I'm assuming this code is part of a function which is called by frmMain's onSubmit event (and event handler) -- when the function returns false the submit is cancelled. Were this not here, it would show the message box, clear ENDT_NO, select POL_NO and then submit anyways.

Note that referencing members of a form in the document.formName.fieldName.property fashion is deprecated. The correct way is to use getElementById or a similar function:

document.frmMain.ENDT_NO.value = "";           //bad
document.getElementById("ENDT_NO").value = ""; //correct

Comments

3

HTML document

your HTML document has this defined somewhere in its content

<form id="frmMain" ...>
    <input type="..." id="POL_NO">
    <input type="..." id="ENDT_NO">
</form>

SCRIPT code

So. Your script checks whether your POL_NO input field has a value.
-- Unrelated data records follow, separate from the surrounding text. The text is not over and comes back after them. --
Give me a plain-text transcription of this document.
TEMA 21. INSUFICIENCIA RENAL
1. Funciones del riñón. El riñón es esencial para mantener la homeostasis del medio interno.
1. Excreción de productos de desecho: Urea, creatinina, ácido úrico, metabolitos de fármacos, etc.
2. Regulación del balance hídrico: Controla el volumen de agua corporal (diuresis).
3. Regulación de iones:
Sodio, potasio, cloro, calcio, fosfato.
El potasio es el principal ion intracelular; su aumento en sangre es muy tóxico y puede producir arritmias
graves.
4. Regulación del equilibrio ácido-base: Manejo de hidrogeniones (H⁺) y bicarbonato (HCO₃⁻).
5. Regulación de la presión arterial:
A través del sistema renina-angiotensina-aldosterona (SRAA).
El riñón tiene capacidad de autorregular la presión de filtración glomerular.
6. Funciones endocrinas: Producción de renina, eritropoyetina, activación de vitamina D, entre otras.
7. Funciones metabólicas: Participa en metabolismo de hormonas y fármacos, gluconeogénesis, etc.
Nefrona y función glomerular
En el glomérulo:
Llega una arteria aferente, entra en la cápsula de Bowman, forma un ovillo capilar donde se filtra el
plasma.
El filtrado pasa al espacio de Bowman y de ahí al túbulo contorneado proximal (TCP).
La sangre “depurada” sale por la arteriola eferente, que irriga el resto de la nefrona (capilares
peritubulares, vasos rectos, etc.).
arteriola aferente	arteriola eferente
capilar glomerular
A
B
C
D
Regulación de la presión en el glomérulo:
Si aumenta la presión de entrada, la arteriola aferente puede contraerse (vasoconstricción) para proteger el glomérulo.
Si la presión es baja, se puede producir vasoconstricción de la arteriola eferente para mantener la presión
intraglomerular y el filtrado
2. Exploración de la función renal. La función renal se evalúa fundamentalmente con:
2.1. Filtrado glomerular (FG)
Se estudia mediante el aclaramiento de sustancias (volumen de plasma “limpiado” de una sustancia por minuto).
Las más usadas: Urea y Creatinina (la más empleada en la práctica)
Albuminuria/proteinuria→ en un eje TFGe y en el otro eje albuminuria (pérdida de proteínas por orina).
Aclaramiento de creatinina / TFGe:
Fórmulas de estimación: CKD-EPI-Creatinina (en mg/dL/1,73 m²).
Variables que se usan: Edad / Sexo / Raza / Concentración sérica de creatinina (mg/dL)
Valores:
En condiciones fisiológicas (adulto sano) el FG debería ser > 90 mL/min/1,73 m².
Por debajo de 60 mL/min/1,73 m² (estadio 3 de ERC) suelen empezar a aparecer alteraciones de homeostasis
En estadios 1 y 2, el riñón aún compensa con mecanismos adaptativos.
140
  1. If it doesn't (it's an empty string),
  2. it displays an alert (information window) and
  3. empties ENDT_NO field's value and
  4. puts focus on the POL_NO field - so the user can immediately start selecting/typing a value in this field
  5. returns false - probably to cancel form submission

Business logic

Based on the logic of this script, the business process obviously doesn't allow any value in ENDT_NO field, until there's a value in POL_NO.

Observation

If you need to change something about this code (if there's a bug in it), I strongly suggest you get to know Javascript/DOM/HTML before doing any changes.

Comments

0

Actually your code does a pretty simple validation, just read the code and find the fields POL_NO and ENDT_NO in your HTML output. Here is my comments :

// if your POL_NO field is empty, 
if(document.frmMain.POL_NO.value == "")
{
 // warn user that he need to select Policy number
 alert("Select Policy Number");
  // set ENDT_NO field's value to empty
 document.frmMain.ENDT_NO.value="";
 // set POL_NO active - focussed
 document.frmMain.POL_NO.focus();
 return false;

 }

Comments

0

If the value of the input named POL_NO in the form frmMain is empty, then show a message "Select Policy Number", empty the input named ENDT_NO, give the focus to the input named POL_NO, and the exit the function with the return value "false".